Очень правдиво и реалистично! Можно сказать — социальный срез или «герой нашего времени». Когда хочется описывать таких «героев», значит накопилось! Значит их уже много и это рядовое явление. В каком же мы обществе живем? Закрытые, закомплексованные, малообразованные, ничего не понимающие и не желающие разбираться! Главный лозунг: «Не учите меня жить…» Нас долго делали такими и вот мы уже готовы сознаться-мы, в массе своей, «Дыдловичи». Ну, а можно ли это изменить? Или интеллигенция уже свое дело сделала? Обличительные рассказы написали, оскорбительные билборты развесили… Мы, дескать все понимаем, мы не такие, но вот остальные… А за рассказ, спасибо!
А что вы так на интеллигенцию напираете. Обличительными рассказами и билбордами с быдлом перед носом как красной тряпкой перед быком размахиваете. Кто такой интеллигент?. И тут не надо пояснений из Википедии — вопрос не в этом. А себя кем считаете в социальном аспекте? Зачем призывать к разобщению и раскачивать и без того сложную ситуацию.
А Машу Михалыч отпустил таки…
А че? Нормальный мужик. Машку пожурил, но отпустил — не отнял у нее надежду на будущее. Значит увидел в ней что-то светлое (и не надо здесь похабных ухмылок)….А может почувствовал в себе силы наставить ее на путь истинный, и увидел в этом свое предназначение.

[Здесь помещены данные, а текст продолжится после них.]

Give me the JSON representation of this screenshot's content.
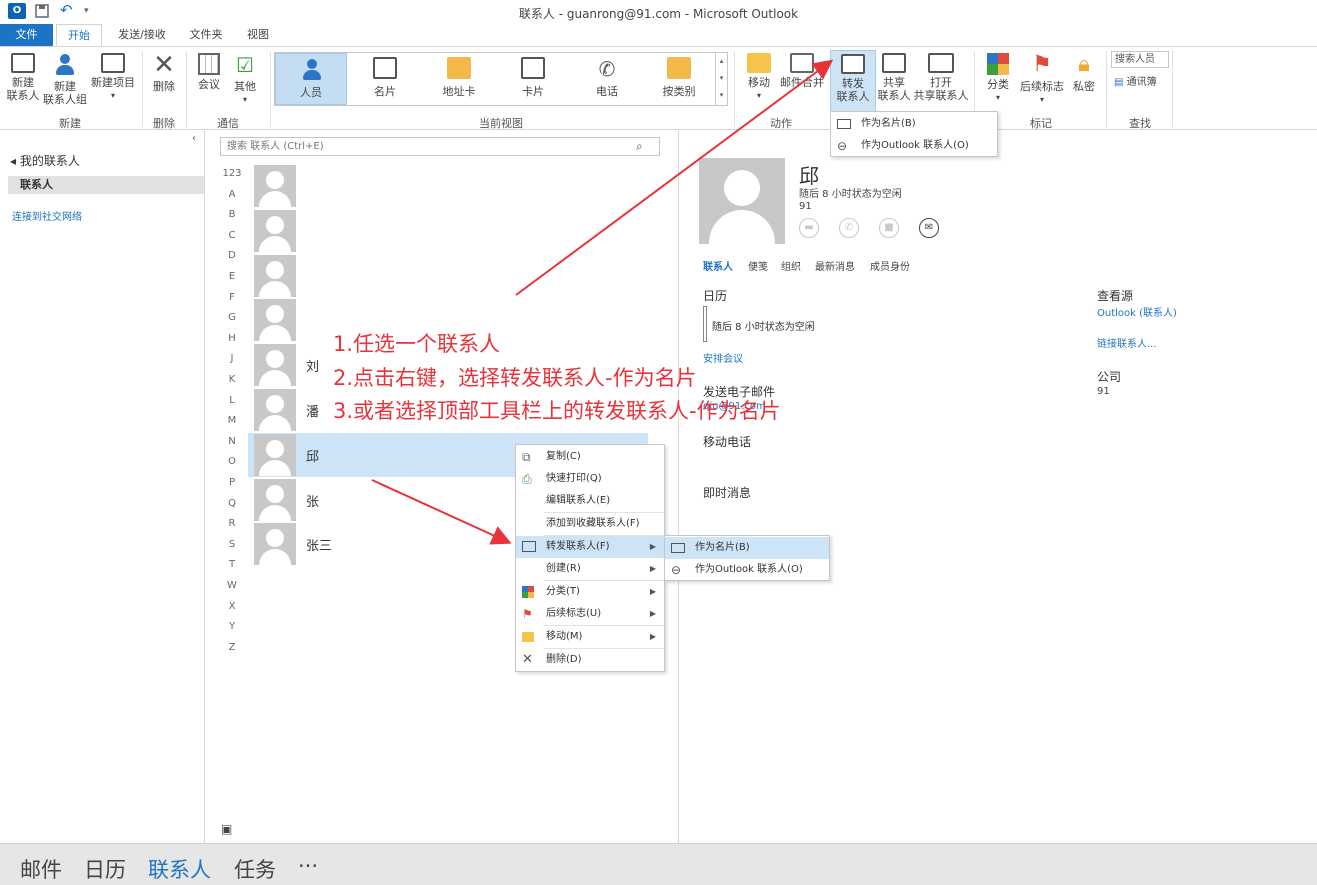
{
  "window": {
    "title": "联系人 - guanrong@91.com - Microsoft Outlook"
  },
  "tabs": [
    "文件",
    "开始",
    "发送/接收",
    "文件夹",
    "视图"
  ],
  "ribbon": {
    "new_group": {
      "label": "新建",
      "new_contact": "新建\n联系人",
      "new_group": "新建\n联系人组",
      "new_item": "新建项目"
    },
    "delete_group": {
      "label": "删除",
      "delete": "删除"
    },
    "comm_group": {
      "label": "通信",
      "meeting": "会议",
      "other": "其他"
    },
    "view_group": {
      "label": "当前视图",
      "views": [
        "人员",
        "名片",
        "地址卡",
        "卡片",
        "电话",
        "按类别"
      ]
    },
    "actions_group": {
      "label": "动作",
      "move": "移动",
      "merge": "邮件合并",
      "forward": "转发\n联系人",
      "share": "共享\n联系人",
      "open_shared": "打开\n共享联系人"
    },
    "tags_group": {
      "label": "标记",
      "categorize": "分类",
      "followup": "后续标志",
      "private": "私密"
    },
    "find_group": {
      "label": "查找",
      "search_people": "搜索人员",
      "address_book": "通讯簿"
    }
  },
  "forward_dropdown": [
    "作为名片(B)",
    "作为Outlook 联系人(O)"
  ],
  "nav": {
    "group": "◂ 我的联系人",
    "contacts": "联系人",
    "social": "连接到社交网络"
  },
  "list": {
    "search_placeholder": "搜索 联系人 (Ctrl+E)",
    "alphabet": [
      "123",
      "A",
      "B",
      "C",
      "D",
      "E",
      "F",
      "G",
      "H",
      "J",
      "K",
      "L",
      "M",
      "N",
      "O",
      "P",
      "Q",
      "R",
      "S",
      "T",
      "W",
      "X",
      "Y",
      "Z"
    ],
    "contacts": [
      "",
      "",
      "",
      "",
      "刘",
      "潘",
      "邱",
      "张",
      "张三"
    ]
  },
  "detail": {
    "name": "邱",
    "status": "随后 8 小时状态为空闲",
    "company_short": "91",
    "tabs": [
      "联系人",
      "便笺",
      "组织",
      "最新消息",
      "成员身份"
    ],
    "calendar_h": "日历",
    "calendar_status": "随后 8 小时状态为空闲",
    "schedule": "安排会议",
    "email_h": "发送电子邮件",
    "email_value": "qiu@91.com",
    "mobile_h": "移动电话",
    "im_h": "即时消息",
    "source_h": "查看源",
    "source_value": "Outlook (联系人)",
    "link_contacts": "链接联系人...",
    "company_h": "公司",
    "company_value": "91"
  },
  "context_menu": {
    "items": [
      "复制(C)",
      "快速打印(Q)",
      "编辑联系人(E)",
      "添加到收藏联系人(F)",
      "转发联系人(F)",
      "创建(R)",
      "分类(T)",
      "后续标志(U)",
      "移动(M)",
      "删除(D)"
    ],
    "submenu": [
      "作为名片(B)",
      "作为Outlook 联系人(O)"
    ]
  },
  "annotation": {
    "line1": "1.任选一个联系人",
    "line2": "2.点击右键，选择转发联系人-作为名片",
    "line3": "3.或者选择顶部工具栏上的转发联系人-作为名片"
  },
  "bottom_nav": [
    "邮件",
    "日历",
    "联系人",
    "任务",
    "···"
  ],
  "colors": {
    "accent": "#1e74c4",
    "selected": "#cde4f7",
    "annotation": "#e8333a"
  }
}
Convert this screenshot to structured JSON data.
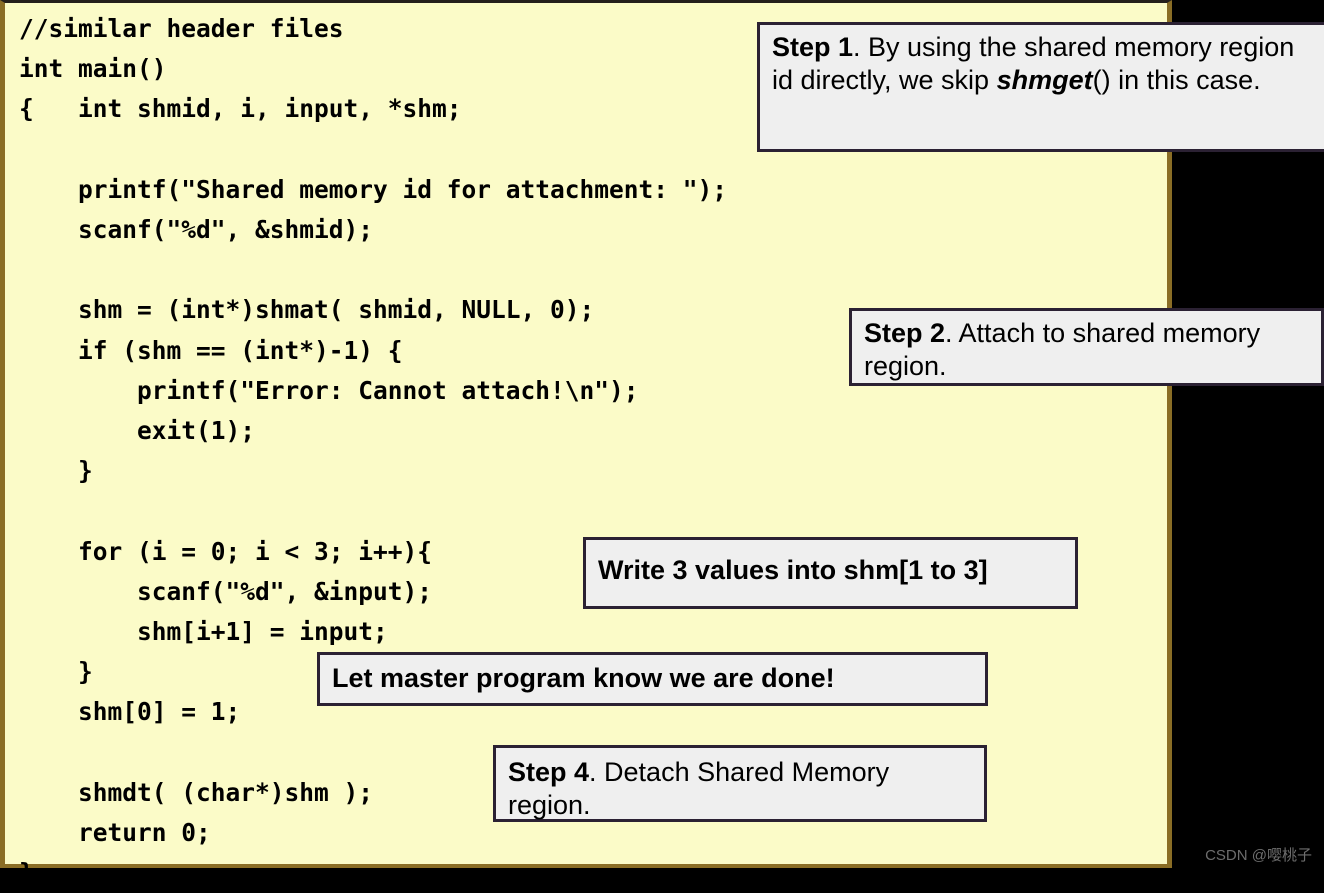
{
  "slide": {
    "background_color": "#000000",
    "panel_background_color": "#fbfbc8",
    "panel_border_color": "#8a6d25",
    "callout_background_color": "#efefef",
    "callout_border_color": "#2b2133"
  },
  "code": {
    "language": "c",
    "text": "//similar header files\nint main()\n{   int shmid, i, input, *shm;\n\n    printf(\"Shared memory id for attachment: \");\n    scanf(\"%d\", &shmid);\n\n    shm = (int*)shmat( shmid, NULL, 0);\n    if (shm == (int*)-1) {\n        printf(\"Error: Cannot attach!\\n\");\n        exit(1);\n    }\n\n    for (i = 0; i < 3; i++){\n        scanf(\"%d\", &input);\n        shm[i+1] = input;\n    }\n    shm[0] = 1;\n\n    shmdt( (char*)shm );\n    return 0;\n}"
  },
  "callouts": {
    "step1": {
      "label": "Step 1",
      "text_1": ". By using the shared memory region id directly, we skip ",
      "emphasis": "shmget",
      "text_2": "() in this case."
    },
    "step2": {
      "label": "Step 2",
      "text": ". Attach to shared memory region."
    },
    "write3": {
      "text": "Write 3 values into shm[1 to 3]"
    },
    "letmaster": {
      "text": "Let master program know we are done!"
    },
    "step4": {
      "label": "Step 4",
      "text": ". Detach Shared Memory region."
    }
  },
  "watermark": {
    "text": "CSDN @嘤桃子"
  }
}
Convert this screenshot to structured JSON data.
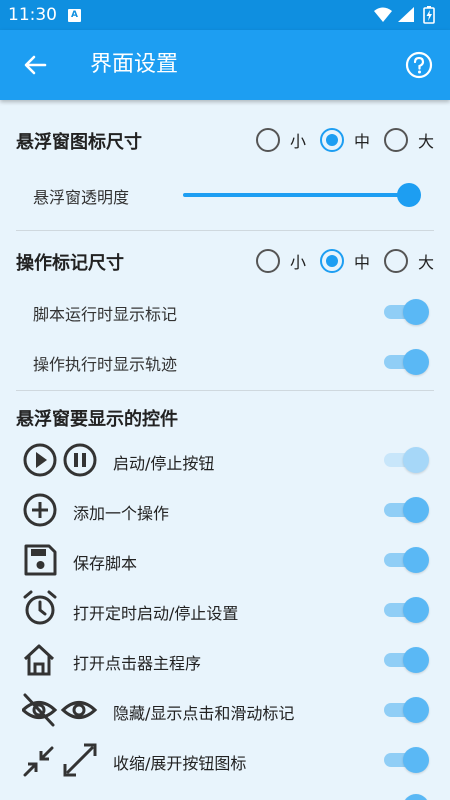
{
  "status": {
    "time": "11:30",
    "notification_letter": "A"
  },
  "appbar": {
    "title": "界面设置"
  },
  "floating_icon_size": {
    "title": "悬浮窗图标尺寸",
    "options": [
      "小",
      "中",
      "大"
    ],
    "selected": "中",
    "transparency_label": "悬浮窗透明度",
    "transparency_value": 1.0
  },
  "marker_size": {
    "title": "操作标记尺寸",
    "options": [
      "小",
      "中",
      "大"
    ],
    "selected": "中",
    "show_marker_label": "脚本运行时显示标记",
    "show_trace_label": "操作执行时显示轨迹"
  },
  "controls": {
    "title": "悬浮窗要显示的控件",
    "items": [
      {
        "label": "启动/停止按钮",
        "icons": [
          "play-icon",
          "pause-icon"
        ],
        "enabled": false
      },
      {
        "label": "添加一个操作",
        "icons": [
          "add-icon"
        ],
        "enabled": true
      },
      {
        "label": "保存脚本",
        "icons": [
          "save-icon"
        ],
        "enabled": true
      },
      {
        "label": "打开定时启动/停止设置",
        "icons": [
          "alarm-icon"
        ],
        "enabled": true
      },
      {
        "label": "打开点击器主程序",
        "icons": [
          "home-icon"
        ],
        "enabled": true
      },
      {
        "label": "隐藏/显示点击和滑动标记",
        "icons": [
          "eye-off-icon",
          "eye-icon"
        ],
        "enabled": true
      },
      {
        "label": "收缩/展开按钮图标",
        "icons": [
          "collapse-icon",
          "expand-icon"
        ],
        "enabled": true
      }
    ]
  },
  "colors": {
    "accent": "#1d9ef2",
    "statusbar": "#0f8fe0",
    "background": "#e8f4fc"
  }
}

Для чего-то же он пришел в этот мир….
К сведению автора: П.П.Гулак-Артемовский — малоизвестный украинский писатель,а его племянник С.С.Гулак-Артемовский — известный композитор,автор оперы «Запорожец за Дунаем». Так что герой рассказа,молодой учитель литературы,делает две ошибки,думая,что знаменитый Гулак-Артемовский — это писатель и что родился он в Артёмовске.
Тарас Иванов, Вы очень хорошо пишете. Пишите, пишите ещё Просим на бис !
А если серьёзно, то очень было бы интересно прочесть рассказ в вашем исполнении на тему: школа, к примеру, 2030 г. Ведь то, что Вы нарисовали- понятно-гротеск, так лаконично и остро, говорит о вашем знании темы изнутри и не может не вызывать тревогу за наше Всё, которое пока ест манную кашу. Может, вообще пора задумываться о «семейных учителях», изучать ситуацию на рынке частного репетиторства…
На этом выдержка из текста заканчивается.